Par sûreté réelle pour autrui on entend par exemple la constitution d’une hypothèque pour garantir la dette d’un tiers.
Autrement dit, l’appel de la garantie ne peut consister que dans la vente du bien donné en garantie et non dans une condamnation du constituant à payer la somme garantie, en l’absence d’engagement personnel.
- La sûreté réelle en procédures collectives : la modification de la solution dégagée en 1998
La Cour de cassation en a déduit dans un arrêt rendu le 17 juin 2020 que le bénéficiaire d’une sûreté réelle pour autrui, faute d’engagement personnel du constituant, n’est pas le créancier du constituant et n’est donc pas tenu de déclarer sa créance au passif de la procédure collective du constituant (Cass. Com. 17 juin 2020, n°19-13.153, FS-P+B+R ; Cass.
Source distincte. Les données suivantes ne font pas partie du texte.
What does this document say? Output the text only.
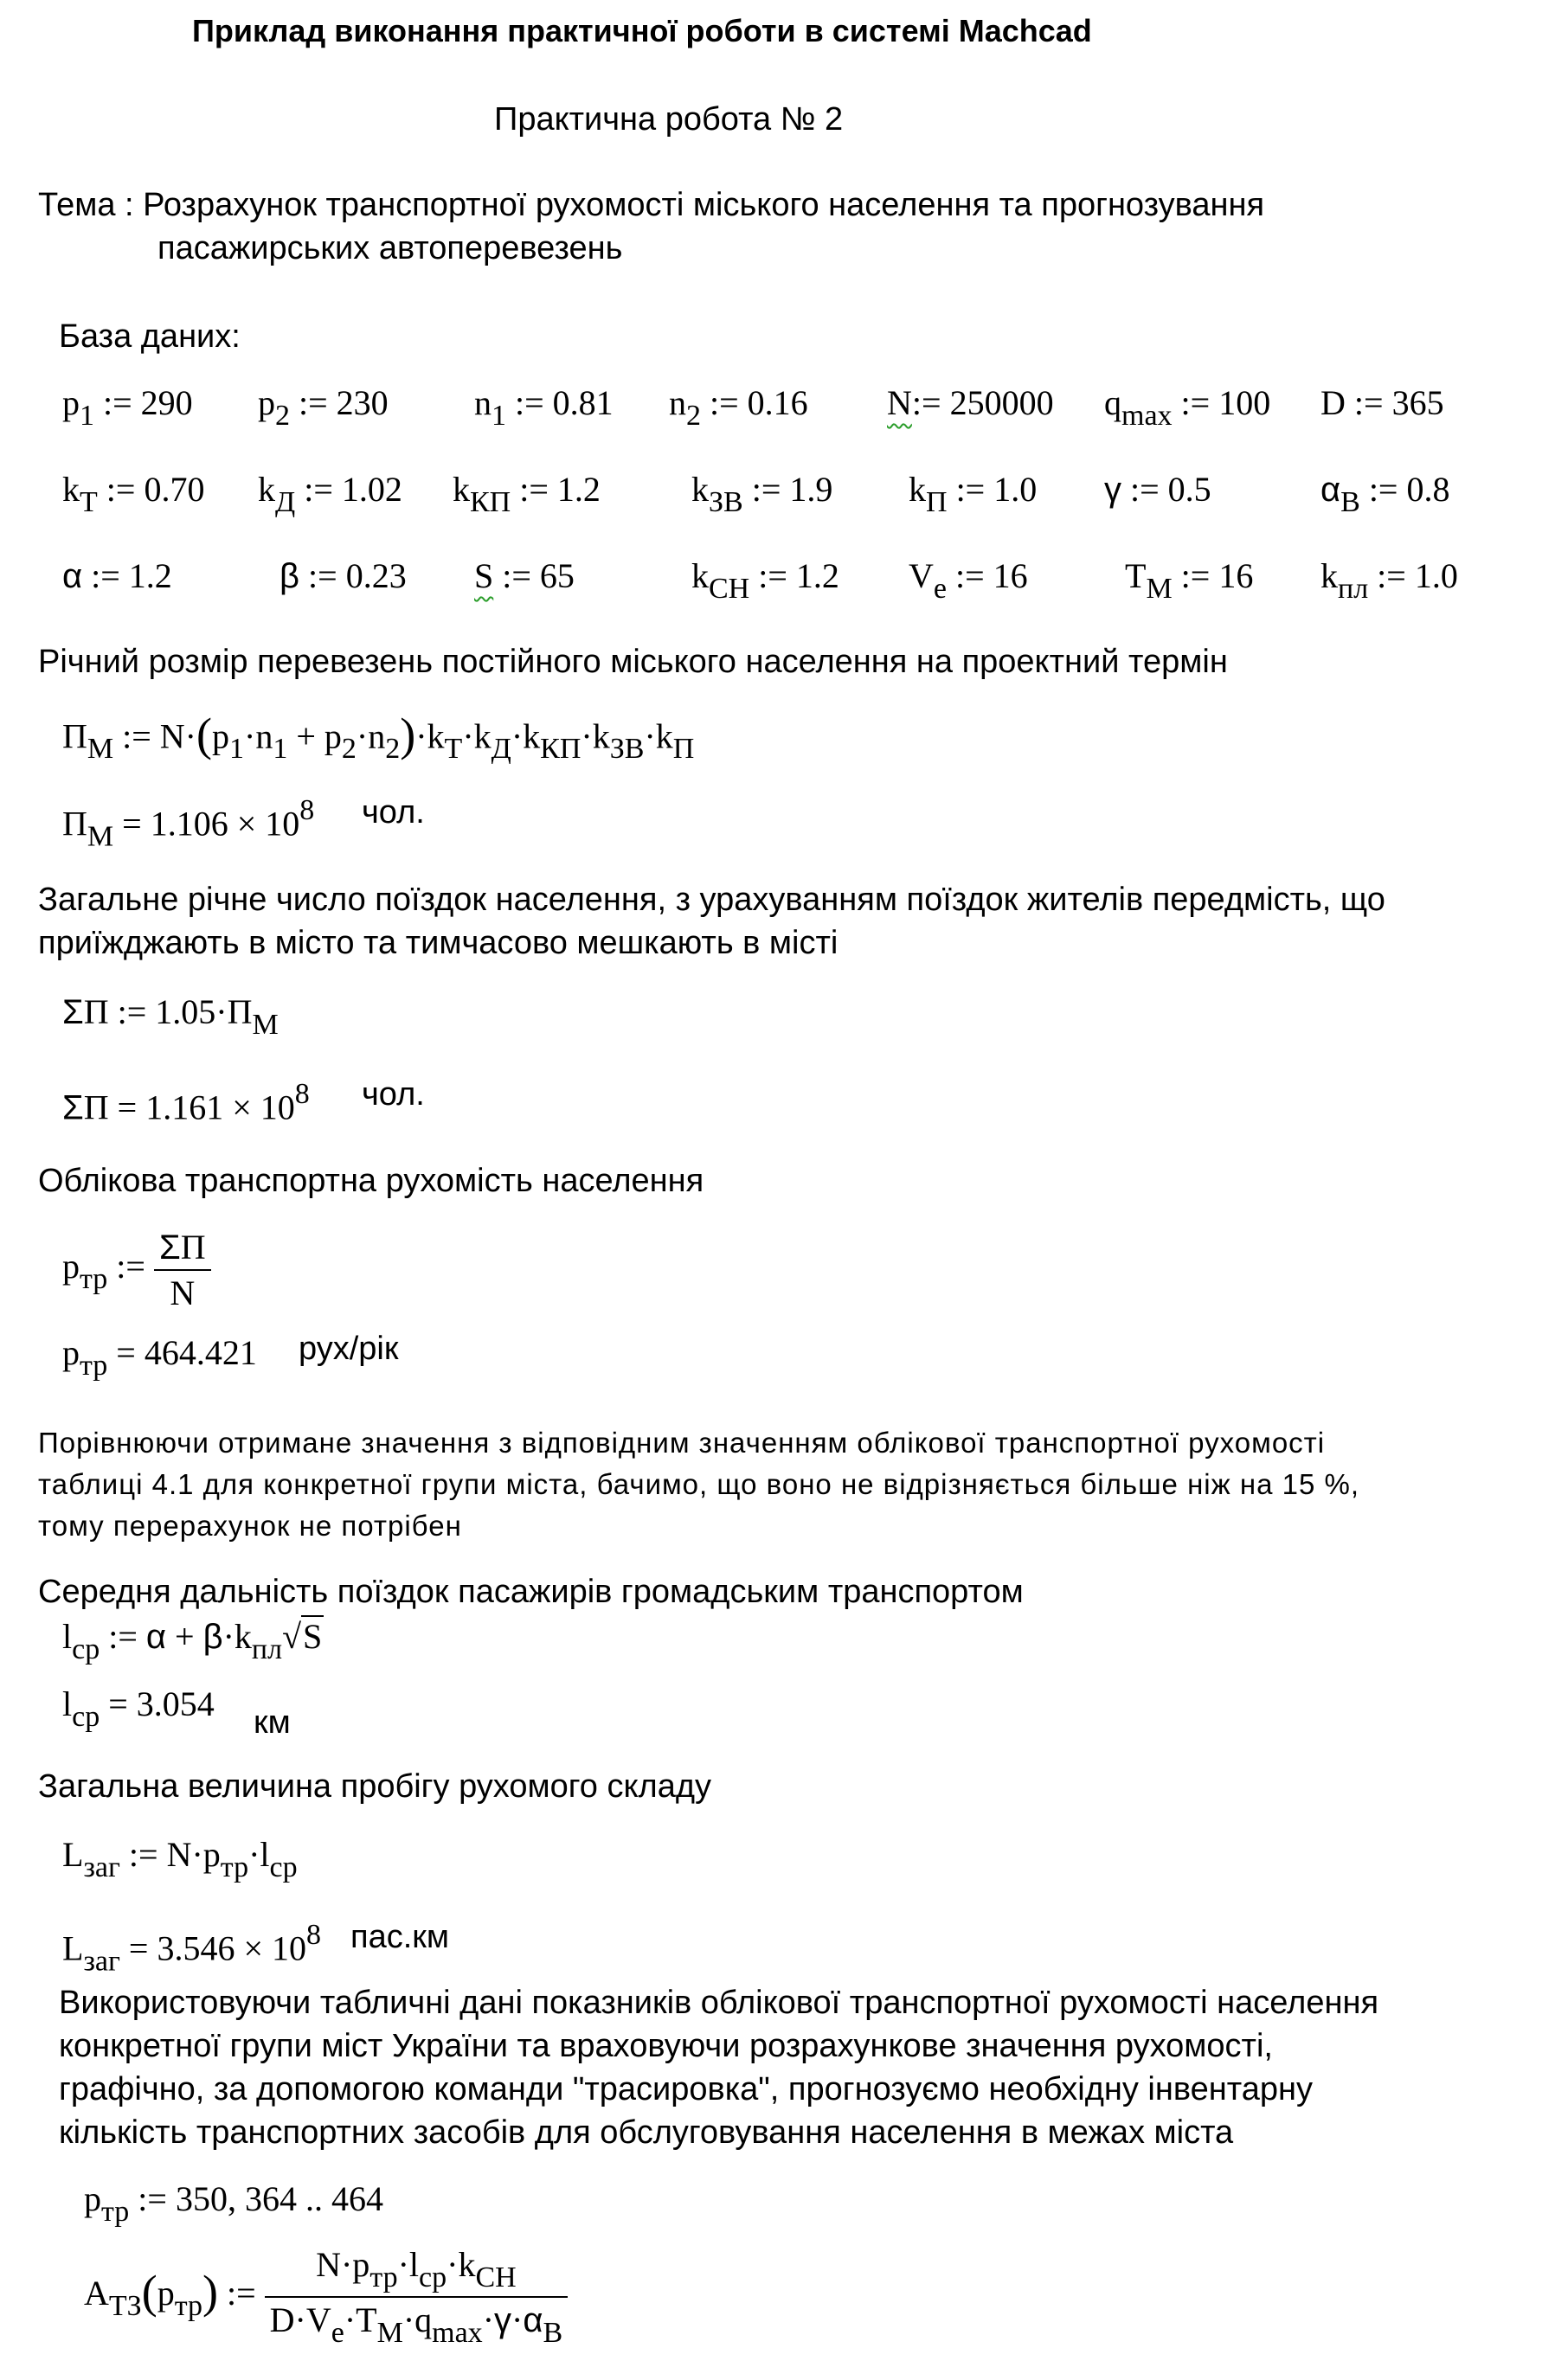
Приклад виконання практичної роботи в системі Machcad
Практична робота № 2
Тема : Розрахунок транспортної рухомості міського населення та прогнозування
пасажирських автоперевезень
База даних:
$p_1$ := 290 $p_2$ := 230 $n_1$ := 0.81 $n_2$ := 0.16 N:= 250000 $q_{max}$ := 100 D := 365
$k_Т$ := 0.70 $k_Д$ := 1.02 $k_{КП}$ := 1.2	$k_{ЗВ}$ := 1.9 $k_П$ := 1.0 γ := 0.5	$\alpha_В$ := 0.8
α := 1.2	β := 0.23 S := 65	$k_{СН}$ := 1.2 $V_e$ := 16	$T_М$ := 16 $k_{пл}$ := 1.0
Річний розмір перевезень постійного міського населення на проектний термін
$П_М$ := $N\cdot(p_1\cdot n_1 + p_2\cdot n_2)\cdot k_Т\cdot k_Д\cdot k_{КП}\cdot k_{ЗВ}\cdot k_П$
$П_М = 1.106 \times 10^8$ чол.
Загальне річне число поїздок населення, з урахуванням поїздок жителів передмість, що
приїжджають в місто та тимчасово мешкають в місті
ΣП := $1.05\cdot П_М$
$\Sigma П = 1.161 \times 10^8$ чол.
Облікова транспортна рухомість населення
$p_{тр}$ := $\frac{\Sigma П}{N}$
$p_{тр} = 464.421$ рух/рік
Порівнюючи отримане значення з відповідним значенням облікової транспортної рухомості
таблиці 4.1 для конкретної групи міста, бачимо, що воно не відрізняється більше ніж на 15 %,
тому перерахунок не потрібен
Середня дальність поїздок пасажирів громадським транспортом
$l_{ср}$ := $\alpha + \beta\cdot k_{пл}√S$
$l_{ср} = 3.054$ км
Загальна величина пробігу рухомого складу
$L_{заг}$ := $N\cdot p_{тр}\cdot l_{ср}$
$L_{заг} = 3.546 \times 10^8$ пас.км
Використовуючи табличні дані показників облікової транспортної рухомості населення
конкретної групи міст України та враховуючи розрахункове значення рухомості,
графічно, за допомогою команди "трасировка", прогнозуємо необхідну інвентарну
кількість транспортних засобів для обслуговування населення в межах міста
$p_{тр}$ := 350, 364 .. 464
$A_{ТЗ}(p_{тр})$ := $\frac{N\cdot p_{тр}\cdot l_{ср}\cdot k_{СН}}{D\cdot V_e\cdot T_М\cdot q_{max}\cdot\gamma\cdot\alpha_В}$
Com. 25 novembre 2020, n°18-26.272, non publié).
Par cette décision, la Cour de cassation revient donc sur la position qu’elle avait adoptée le 27 octobre 1998 (Cass. com 27 octobre 1998, n°96-14.037).
- La précision apportée par l’arrêt du 25 novembre 2020
Dans son arrêt du 25 novembre 2020, la Cour de cassation tire les conséquences de l’arrêt du 17 juin 2020 en apportant une précision supplémentaire : la Cour énonce que le bénéficiaire d’une sûreté réelle pour autrui n’est pas soumis à la règle de l’arrêt des poursuites individuelles résultant de la procédure collective à laquelle le constituant serait soumis et qu’il «peut poursuivre ou engager une procédure de saisie immobilière contre le constituant, après avoir mis en cause l’administrateur et le représentant des créanciers ».
- En pratique
Le bénéficiaire d’une sûreté réelle pour autrui consentie par une personne ultérieurement placée en procédure collective n’est pas tenu de déclarer sa créance et peut poursuivre la réalisation de sa sûreté post ouverture après mise en cause des organes de la procédure.
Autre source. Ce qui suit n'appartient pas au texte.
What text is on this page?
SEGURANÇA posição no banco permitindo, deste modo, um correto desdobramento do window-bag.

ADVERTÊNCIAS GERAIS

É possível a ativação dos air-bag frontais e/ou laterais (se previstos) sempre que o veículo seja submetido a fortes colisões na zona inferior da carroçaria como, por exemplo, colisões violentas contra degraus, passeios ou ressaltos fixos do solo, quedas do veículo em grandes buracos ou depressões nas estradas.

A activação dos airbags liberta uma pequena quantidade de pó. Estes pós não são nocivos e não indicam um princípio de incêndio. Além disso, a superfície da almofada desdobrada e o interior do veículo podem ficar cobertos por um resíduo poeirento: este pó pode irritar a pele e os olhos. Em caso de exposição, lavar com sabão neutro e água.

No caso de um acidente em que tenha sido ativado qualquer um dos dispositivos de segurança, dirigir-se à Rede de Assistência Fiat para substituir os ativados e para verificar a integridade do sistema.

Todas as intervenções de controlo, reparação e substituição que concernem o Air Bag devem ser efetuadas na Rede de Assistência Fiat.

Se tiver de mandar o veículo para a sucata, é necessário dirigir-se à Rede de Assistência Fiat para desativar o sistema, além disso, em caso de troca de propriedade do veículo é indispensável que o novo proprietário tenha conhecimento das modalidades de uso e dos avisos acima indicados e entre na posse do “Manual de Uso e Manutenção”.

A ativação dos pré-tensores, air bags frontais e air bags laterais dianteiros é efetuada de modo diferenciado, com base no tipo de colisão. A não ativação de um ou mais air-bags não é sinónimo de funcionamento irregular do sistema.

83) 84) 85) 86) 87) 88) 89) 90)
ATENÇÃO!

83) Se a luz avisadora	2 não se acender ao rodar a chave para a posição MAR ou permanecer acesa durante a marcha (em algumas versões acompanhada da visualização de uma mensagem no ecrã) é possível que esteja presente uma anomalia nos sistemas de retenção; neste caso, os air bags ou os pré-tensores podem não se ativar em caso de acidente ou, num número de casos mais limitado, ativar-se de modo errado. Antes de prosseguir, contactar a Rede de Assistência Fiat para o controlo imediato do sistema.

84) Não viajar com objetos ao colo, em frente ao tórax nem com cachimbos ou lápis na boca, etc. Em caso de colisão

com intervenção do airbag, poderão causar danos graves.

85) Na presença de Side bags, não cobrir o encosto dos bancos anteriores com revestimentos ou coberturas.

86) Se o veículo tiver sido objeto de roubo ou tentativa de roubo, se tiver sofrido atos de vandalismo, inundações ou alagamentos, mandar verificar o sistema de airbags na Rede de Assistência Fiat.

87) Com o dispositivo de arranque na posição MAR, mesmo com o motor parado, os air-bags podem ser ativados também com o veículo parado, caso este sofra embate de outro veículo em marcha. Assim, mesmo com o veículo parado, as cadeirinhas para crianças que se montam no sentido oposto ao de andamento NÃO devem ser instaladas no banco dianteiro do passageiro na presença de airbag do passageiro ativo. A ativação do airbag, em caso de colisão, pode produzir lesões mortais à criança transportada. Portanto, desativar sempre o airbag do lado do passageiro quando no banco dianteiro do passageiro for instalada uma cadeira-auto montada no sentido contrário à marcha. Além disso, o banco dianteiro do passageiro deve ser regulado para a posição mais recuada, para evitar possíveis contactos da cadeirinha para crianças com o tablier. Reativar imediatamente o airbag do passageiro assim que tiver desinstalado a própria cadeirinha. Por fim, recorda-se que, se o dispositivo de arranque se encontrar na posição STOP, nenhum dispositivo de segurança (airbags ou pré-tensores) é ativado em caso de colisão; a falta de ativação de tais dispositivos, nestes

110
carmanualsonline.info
On peut néanmoins observer que si le constituant n’est pas débiteur d’une somme d’argent à l’égard du bénéficiaire, il existe bien un rapport débiteur-créancier entre le constituant et le bénéficiaire.
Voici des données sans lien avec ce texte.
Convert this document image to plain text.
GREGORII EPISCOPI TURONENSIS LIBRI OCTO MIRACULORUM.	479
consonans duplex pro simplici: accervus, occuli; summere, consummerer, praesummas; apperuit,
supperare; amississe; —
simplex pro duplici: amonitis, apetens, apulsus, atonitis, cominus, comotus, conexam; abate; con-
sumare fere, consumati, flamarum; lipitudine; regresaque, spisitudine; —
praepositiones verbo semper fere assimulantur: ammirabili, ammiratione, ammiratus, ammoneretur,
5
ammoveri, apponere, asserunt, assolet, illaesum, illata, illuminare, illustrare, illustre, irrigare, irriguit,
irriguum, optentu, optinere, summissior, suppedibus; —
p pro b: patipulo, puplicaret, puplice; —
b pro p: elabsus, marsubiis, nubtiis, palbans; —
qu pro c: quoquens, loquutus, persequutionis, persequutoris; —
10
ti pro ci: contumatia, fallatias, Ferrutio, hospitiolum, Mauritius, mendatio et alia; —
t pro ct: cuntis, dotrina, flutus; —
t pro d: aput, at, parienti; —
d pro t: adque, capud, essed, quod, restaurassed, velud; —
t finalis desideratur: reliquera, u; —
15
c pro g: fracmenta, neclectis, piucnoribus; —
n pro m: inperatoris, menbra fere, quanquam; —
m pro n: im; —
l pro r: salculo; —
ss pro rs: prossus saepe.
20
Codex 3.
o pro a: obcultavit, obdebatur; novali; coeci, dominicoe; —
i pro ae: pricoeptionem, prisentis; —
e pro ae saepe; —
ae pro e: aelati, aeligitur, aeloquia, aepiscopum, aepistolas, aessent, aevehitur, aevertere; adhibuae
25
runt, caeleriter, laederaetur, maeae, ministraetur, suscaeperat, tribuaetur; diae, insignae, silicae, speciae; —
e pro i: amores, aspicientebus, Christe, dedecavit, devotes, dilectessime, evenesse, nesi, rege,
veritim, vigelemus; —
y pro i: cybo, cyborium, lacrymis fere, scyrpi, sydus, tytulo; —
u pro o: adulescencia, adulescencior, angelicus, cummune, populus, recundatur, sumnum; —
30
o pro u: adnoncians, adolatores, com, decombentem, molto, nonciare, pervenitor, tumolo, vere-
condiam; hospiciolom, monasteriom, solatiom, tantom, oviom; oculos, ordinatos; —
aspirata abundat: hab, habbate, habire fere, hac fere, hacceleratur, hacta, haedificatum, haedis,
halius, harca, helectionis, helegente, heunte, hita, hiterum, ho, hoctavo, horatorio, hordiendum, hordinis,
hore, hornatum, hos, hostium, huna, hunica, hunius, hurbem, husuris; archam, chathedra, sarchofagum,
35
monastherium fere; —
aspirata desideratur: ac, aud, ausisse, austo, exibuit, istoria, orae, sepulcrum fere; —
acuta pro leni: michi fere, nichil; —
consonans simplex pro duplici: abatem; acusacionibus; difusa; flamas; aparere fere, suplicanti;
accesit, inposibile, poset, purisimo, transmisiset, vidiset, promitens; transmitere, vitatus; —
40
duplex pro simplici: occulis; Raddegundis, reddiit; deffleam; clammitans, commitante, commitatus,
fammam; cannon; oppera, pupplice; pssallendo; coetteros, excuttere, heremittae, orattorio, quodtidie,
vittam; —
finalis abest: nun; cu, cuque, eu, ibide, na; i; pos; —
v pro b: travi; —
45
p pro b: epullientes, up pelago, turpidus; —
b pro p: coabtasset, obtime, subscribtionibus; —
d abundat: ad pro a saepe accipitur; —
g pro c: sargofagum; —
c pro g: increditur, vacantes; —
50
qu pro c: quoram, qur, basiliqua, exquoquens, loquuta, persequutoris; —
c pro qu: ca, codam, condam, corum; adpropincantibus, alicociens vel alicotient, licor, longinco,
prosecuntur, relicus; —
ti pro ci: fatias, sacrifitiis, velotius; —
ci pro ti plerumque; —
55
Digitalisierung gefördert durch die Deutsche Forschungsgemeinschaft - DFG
Par ailleurs, si le bénéficiaire peut réaliser sa sûreté réelle en dehors des règles régissant la procédure collective du constituant, cela signifie qu’il peut appréhender le bien, objet de la sûreté lors de la période d’observation ou de l’exécution du plan et menacer le retournement de la société dans le cadre de la procédure collective.
La Cour de cassation ne précise pas, en revanche, le sort du produit de réalisation de la sûreté. Le bénéficiaire de la sûreté pourra-t-il le conserver ou sera-t-il réparti entre les créanciers de la procédure collective?
Cette question est assurément à suivre et de la réponse qu’apportera la Cour de cassation dépendra l’attractivité de la sûreté réelle pour autrui.